"Cuando se hace la historia de un animal, es inútil e imposible tratar de elegir entre el oficio del naturalista y el del compilador: es necesario recoger en una única forma del saber todo lo que ha sido visto y oído, todo lo que ha sido relatado por la naturaleza o por los hombres, por el lenguaje del mundo, de las tradiciones o de los poetas". >Michel Foucault-Las palabras y las cosas

sábado, 2 de agosto de 2014

EMILIA SNETHLAGE, EXPLORADORA DEL AMAZONAS

“Para mi felicidad, mi vista está tan acostumbrada y aguzada y conozco a las aves tan bien, que ya sé casi en el mismo instante qué es lo que se posa delante de mi.”


                                                                                                          Emilia Snethlage




SELVA ENTRE DOS RIOS




Sanjad, N. Snethlage, R. M.; Junghans, M.; Oren, D. C. -2013 - Boletim do Museu Paraense Emílio Goeldi. Ciências Humanas  8 (1):195-221


Hacia principios del siglo XX existía una importante región en el estado de Pará, Brasil, aún poco explorada por la civilización occidental.
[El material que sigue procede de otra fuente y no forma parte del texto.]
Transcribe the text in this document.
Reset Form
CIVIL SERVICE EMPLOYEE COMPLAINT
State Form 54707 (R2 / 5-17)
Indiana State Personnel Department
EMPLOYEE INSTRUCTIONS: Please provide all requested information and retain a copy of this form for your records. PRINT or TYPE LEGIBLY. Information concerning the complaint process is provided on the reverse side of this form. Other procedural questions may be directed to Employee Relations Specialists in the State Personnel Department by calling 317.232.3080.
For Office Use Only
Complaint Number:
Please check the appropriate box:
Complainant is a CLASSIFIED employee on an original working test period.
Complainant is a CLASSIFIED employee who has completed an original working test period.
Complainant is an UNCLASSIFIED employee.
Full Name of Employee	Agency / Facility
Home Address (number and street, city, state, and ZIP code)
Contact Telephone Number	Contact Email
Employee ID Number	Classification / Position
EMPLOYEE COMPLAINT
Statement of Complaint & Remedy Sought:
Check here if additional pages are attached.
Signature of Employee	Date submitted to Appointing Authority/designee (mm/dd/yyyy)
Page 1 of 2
Dicha región se extiende entre los ríos Tapajoz y Xingu, y más precisamente entre los ríos Iriri (afluente de la margen izquierda del Xingu) y el Jamauchim (afluente de la margen derecha del Tapajoz).
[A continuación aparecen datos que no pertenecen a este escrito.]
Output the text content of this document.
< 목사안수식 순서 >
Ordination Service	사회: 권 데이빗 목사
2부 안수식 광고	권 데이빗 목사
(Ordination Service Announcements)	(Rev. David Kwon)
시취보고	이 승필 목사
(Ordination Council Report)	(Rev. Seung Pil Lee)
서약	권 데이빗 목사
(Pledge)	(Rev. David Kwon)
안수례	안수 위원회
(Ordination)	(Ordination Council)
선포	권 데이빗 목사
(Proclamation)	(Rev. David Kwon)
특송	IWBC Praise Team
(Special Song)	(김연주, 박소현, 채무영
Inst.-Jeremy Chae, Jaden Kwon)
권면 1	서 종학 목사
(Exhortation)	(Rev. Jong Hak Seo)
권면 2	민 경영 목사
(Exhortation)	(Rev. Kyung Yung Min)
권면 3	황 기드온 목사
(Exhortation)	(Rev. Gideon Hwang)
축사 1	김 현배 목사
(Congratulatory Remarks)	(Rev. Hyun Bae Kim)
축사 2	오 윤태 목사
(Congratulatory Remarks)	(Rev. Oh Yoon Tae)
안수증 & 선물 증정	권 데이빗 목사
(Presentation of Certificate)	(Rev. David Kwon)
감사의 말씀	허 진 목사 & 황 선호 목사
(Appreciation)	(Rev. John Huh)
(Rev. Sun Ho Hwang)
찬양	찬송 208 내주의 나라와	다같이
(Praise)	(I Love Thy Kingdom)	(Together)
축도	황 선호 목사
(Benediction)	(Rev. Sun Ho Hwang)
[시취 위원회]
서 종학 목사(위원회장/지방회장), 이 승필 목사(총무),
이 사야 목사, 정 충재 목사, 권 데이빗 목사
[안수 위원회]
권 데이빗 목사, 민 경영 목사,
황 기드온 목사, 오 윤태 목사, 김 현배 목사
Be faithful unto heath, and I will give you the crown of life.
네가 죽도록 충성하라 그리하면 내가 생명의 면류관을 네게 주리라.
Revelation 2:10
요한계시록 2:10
Allí se dirigió nuestra intrépida protagonista, Emilia Snethlage, con el proposito de explorarla ya obtener materiales para el Museo Parananse Emilio Goeldi donde trabajaba.


Mapa de la región explorada.
Snethlage, E. – 1912 - A travessia entre o Xingú e o Tapajoz. Boletim do Museu Goeldi 7:49-92.


Con el apoyo de la firma comercial Souza e Braga y del coronel Raymundo Brazil y otros propietarios de los seringales (explotaciones de caucho) del Tapajoz medio y del bajo Jamauchim, Emilia intentó primeramente el acceso por estos ríos, partiendo el 11 de octubre de 1908 y llegando hasta Tucunaré, ultima región habitada del Jamauchim. Más allá se le hizo imposible avanzar debido a una serie de cascadas y saltos muy importantes, apenas pasando la boca del Arury.


MUSEO EMILIO GOELDI

Frente del Museo
  http://brasil.urbansketchers.org/


Desde su fundación en 1866 el Museo Emilio Goeldi es reconocido mundialmente, como un importante centro de estudios amazónicos. Se originó en la Asociación Filomática, fundada bajo el auspicio del zoólogo suizo Louis Agassiz, quien realizó una expedición por  Brasil en los años 1865/1866. Esta Asociación  pasó a ser el Museo Paraense, gracias al trabajo de un equipo de científicos dirigidos por  Domingos Soares Penna.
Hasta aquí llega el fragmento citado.